The Freedom Caucus and the Tea Party
The Freedom Caucus, also known as the House Freedom Caucus, is a congressional caucus consisting of conservative Republican members of the United States House of Representatives. It was formed by a group of Congressmen (many of whom are also part of the Republican Study Committee, another conservative House group) as a smaller and more active group of conservatives. The caucus is sympathetic to the Tea Party movement. According to its mission statement, "The House Freedom Caucus gives a voice to countless Americans who feel that Washington does not represent them. We support open, accountable and limited government, the Constitution and the rule of law, and policies that promote the liberty, safety and prosperity of all Americans."
The origins of the Caucus lie at the mid-January 2015 Republican congressional retreat in Hershey, Pennsylvania, when Raúl Labrador and eight other representatives met separately from the main group to plan their own agenda. The group started with these nine initial members, who set a criterion that new members must be willing to vote against Speaker of the United States House of Representatives John Boehner on legislation that the group opposed.
Raúl Labrador
Raúl Labrador and eight other Republicans from the House of Representatives met separately from the main group to during a Republican congressional retreat in January 2015 to form the Freedom Caucus.

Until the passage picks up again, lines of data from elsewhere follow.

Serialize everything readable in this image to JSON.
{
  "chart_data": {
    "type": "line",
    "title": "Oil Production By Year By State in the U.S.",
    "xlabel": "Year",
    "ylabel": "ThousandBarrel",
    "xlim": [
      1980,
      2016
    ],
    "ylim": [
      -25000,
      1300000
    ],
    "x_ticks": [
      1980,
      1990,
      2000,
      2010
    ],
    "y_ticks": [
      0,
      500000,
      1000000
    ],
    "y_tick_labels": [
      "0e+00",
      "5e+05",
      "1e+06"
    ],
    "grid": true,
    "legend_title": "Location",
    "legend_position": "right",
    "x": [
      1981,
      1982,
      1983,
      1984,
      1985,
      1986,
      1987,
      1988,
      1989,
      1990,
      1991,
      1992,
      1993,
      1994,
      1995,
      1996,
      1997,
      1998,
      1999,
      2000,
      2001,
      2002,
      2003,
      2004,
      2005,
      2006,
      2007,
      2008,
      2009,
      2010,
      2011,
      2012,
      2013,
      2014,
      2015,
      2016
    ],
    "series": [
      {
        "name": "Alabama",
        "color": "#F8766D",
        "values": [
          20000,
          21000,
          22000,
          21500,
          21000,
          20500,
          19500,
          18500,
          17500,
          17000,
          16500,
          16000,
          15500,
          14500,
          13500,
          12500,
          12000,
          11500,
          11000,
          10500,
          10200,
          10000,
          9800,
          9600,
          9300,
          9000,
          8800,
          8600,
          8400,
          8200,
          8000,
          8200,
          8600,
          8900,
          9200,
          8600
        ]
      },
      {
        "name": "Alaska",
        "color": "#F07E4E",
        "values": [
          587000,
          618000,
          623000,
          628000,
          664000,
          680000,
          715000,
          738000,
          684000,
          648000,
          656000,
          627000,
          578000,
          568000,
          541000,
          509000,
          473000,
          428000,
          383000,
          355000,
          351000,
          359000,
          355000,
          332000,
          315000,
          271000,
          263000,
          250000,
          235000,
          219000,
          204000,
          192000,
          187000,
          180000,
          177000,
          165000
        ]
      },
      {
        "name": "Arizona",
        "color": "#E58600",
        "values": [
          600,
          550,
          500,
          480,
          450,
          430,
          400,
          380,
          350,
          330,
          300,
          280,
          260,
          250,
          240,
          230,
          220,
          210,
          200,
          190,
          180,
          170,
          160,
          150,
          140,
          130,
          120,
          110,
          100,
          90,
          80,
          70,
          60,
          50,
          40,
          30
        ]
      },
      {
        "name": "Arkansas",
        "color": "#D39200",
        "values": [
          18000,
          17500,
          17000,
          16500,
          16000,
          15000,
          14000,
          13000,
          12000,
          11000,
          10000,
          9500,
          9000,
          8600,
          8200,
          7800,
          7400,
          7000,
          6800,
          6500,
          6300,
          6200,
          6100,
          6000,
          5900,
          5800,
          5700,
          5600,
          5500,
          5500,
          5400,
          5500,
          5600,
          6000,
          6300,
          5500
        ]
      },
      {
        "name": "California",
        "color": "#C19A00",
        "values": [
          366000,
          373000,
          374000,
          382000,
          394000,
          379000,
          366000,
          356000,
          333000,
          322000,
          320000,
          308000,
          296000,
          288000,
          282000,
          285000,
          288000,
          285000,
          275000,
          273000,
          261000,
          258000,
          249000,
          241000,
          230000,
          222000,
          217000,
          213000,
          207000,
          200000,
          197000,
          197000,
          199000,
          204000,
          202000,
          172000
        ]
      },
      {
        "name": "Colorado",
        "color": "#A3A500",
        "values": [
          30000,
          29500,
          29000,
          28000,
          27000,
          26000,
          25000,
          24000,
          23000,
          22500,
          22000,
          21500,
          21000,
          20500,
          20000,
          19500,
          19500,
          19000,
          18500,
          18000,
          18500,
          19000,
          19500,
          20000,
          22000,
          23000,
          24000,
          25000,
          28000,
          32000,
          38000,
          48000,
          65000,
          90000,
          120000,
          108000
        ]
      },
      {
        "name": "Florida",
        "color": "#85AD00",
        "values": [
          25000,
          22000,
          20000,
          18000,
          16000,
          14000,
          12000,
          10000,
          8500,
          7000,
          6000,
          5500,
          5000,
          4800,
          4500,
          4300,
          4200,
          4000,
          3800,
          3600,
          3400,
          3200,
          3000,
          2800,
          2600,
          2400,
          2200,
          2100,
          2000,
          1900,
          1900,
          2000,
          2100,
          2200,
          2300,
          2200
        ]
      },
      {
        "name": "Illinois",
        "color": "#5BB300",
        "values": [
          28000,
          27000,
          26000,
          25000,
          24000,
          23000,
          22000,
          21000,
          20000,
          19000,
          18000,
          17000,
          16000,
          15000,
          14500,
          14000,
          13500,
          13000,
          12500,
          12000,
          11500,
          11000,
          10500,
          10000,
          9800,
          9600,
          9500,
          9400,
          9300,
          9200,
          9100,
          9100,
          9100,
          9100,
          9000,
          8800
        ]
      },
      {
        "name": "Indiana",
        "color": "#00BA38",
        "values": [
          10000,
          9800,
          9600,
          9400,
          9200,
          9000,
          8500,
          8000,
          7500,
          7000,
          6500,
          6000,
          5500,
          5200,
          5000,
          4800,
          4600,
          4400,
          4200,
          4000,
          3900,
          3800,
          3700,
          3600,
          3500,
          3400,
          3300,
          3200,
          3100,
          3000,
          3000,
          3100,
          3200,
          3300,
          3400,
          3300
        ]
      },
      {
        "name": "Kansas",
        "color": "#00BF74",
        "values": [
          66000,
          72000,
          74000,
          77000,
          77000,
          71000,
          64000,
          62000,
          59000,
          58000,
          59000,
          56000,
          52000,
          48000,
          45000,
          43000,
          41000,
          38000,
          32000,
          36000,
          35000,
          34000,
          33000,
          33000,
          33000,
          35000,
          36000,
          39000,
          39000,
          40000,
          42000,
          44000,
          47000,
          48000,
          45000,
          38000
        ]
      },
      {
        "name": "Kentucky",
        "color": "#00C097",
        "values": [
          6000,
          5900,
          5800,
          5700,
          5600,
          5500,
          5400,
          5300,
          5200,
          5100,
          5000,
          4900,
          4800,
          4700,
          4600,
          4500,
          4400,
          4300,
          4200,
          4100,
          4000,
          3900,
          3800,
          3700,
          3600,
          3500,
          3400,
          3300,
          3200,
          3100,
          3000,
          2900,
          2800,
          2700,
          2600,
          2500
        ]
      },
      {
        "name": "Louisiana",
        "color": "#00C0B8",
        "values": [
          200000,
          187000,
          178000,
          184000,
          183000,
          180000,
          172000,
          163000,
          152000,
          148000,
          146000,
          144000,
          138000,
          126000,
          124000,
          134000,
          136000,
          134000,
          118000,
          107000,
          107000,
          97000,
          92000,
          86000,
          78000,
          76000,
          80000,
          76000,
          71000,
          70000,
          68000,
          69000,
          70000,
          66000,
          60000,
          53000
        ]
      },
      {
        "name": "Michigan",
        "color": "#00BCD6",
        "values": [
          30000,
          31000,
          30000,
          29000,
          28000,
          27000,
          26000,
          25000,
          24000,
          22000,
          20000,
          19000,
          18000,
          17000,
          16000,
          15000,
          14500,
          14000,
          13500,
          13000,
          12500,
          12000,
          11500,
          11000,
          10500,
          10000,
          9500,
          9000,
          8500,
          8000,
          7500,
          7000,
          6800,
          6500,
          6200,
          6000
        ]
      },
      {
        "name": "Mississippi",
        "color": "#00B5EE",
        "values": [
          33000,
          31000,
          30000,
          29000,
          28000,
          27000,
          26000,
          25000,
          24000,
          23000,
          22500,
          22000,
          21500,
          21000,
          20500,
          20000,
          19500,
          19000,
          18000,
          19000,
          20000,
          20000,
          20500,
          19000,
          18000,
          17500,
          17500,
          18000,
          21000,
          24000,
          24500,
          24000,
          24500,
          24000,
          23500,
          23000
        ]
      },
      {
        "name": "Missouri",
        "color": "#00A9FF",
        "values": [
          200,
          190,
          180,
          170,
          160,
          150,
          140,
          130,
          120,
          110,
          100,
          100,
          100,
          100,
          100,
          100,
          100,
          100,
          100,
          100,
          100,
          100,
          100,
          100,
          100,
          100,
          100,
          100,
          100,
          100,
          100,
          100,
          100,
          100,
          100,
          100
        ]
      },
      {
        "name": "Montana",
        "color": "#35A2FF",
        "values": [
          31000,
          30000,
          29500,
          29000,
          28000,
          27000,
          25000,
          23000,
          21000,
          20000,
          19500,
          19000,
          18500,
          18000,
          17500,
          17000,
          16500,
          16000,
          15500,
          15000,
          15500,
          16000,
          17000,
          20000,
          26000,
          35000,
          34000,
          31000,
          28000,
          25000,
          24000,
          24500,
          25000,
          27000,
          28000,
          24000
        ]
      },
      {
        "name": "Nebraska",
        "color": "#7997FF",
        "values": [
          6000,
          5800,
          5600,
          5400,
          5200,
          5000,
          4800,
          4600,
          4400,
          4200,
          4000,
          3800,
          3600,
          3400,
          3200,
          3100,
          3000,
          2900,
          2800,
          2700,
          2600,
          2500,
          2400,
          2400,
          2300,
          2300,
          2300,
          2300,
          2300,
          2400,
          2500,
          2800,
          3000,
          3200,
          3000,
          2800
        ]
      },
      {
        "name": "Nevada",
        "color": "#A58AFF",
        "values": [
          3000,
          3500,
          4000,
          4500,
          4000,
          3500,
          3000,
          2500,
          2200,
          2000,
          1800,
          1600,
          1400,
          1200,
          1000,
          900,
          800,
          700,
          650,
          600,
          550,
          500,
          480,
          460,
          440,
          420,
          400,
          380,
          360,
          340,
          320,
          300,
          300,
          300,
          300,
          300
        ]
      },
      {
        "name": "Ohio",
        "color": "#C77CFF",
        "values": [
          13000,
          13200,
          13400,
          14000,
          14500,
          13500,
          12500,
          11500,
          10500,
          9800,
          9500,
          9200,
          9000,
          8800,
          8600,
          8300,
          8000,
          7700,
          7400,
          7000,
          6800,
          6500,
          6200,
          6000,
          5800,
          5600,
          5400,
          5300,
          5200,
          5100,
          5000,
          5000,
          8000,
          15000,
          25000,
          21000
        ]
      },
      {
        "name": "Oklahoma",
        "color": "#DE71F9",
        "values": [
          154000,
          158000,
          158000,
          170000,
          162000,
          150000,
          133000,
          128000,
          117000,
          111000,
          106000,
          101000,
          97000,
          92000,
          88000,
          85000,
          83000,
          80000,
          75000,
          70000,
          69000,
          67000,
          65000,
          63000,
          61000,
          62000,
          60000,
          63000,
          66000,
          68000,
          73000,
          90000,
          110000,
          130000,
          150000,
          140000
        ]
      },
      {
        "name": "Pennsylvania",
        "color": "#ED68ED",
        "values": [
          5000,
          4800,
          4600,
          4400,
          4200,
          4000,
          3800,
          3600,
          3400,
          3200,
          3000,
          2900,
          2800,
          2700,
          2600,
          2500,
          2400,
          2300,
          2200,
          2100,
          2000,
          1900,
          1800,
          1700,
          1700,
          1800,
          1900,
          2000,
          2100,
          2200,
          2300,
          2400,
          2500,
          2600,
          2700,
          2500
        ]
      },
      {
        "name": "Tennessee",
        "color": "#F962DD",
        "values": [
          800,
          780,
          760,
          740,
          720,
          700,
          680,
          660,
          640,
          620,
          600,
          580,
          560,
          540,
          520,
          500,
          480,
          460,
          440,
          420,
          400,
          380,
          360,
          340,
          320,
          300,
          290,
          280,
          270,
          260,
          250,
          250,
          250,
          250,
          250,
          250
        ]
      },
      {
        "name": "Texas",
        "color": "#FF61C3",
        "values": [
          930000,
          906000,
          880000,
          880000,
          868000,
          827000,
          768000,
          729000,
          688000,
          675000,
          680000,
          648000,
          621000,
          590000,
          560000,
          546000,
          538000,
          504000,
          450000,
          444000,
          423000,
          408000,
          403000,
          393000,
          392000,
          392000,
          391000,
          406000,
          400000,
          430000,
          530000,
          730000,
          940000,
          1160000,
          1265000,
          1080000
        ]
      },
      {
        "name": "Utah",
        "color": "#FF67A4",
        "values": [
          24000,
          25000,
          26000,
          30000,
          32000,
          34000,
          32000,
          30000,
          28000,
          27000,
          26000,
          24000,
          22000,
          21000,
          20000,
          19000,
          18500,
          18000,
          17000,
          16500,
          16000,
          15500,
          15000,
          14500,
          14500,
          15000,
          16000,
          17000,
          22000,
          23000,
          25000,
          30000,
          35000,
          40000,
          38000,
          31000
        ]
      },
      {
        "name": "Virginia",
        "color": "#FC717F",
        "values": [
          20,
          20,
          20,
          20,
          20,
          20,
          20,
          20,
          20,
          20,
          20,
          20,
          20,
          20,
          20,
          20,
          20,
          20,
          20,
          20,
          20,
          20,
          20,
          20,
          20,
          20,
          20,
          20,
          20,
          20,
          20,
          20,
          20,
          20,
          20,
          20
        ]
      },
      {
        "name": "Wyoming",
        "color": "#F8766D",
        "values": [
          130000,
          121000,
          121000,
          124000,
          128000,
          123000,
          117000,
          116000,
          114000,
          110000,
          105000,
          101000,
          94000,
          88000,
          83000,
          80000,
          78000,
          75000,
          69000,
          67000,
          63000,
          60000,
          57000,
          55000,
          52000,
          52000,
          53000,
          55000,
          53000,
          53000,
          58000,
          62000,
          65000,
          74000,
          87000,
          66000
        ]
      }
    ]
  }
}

The Caucus was involved in the resignation of Boehner on September 25, 2015, and the ensuing leadership battle for the new Speaker. Members of the Caucus who had voted against Boehner for Speaker felt unfairly punished, accusing him of cutting them off from positions in the Republican Study Committee and depriving them of key committee assignments. Boehner found it increasingly difficult to manage House Republicans with the fierce opposition of the Freedom Caucus, and he sparred with them over their willingness to shut down the government in order to accomplish goals such as repealing the Affordable Care Act. On October 29, 2015, Paul Ryan succeeded John Boehner as the Speaker of the House.
Paul Ryan
On October 29, 2015, Paul Ryan succeeded John Boehner as the new Speaker of the House of Representatives.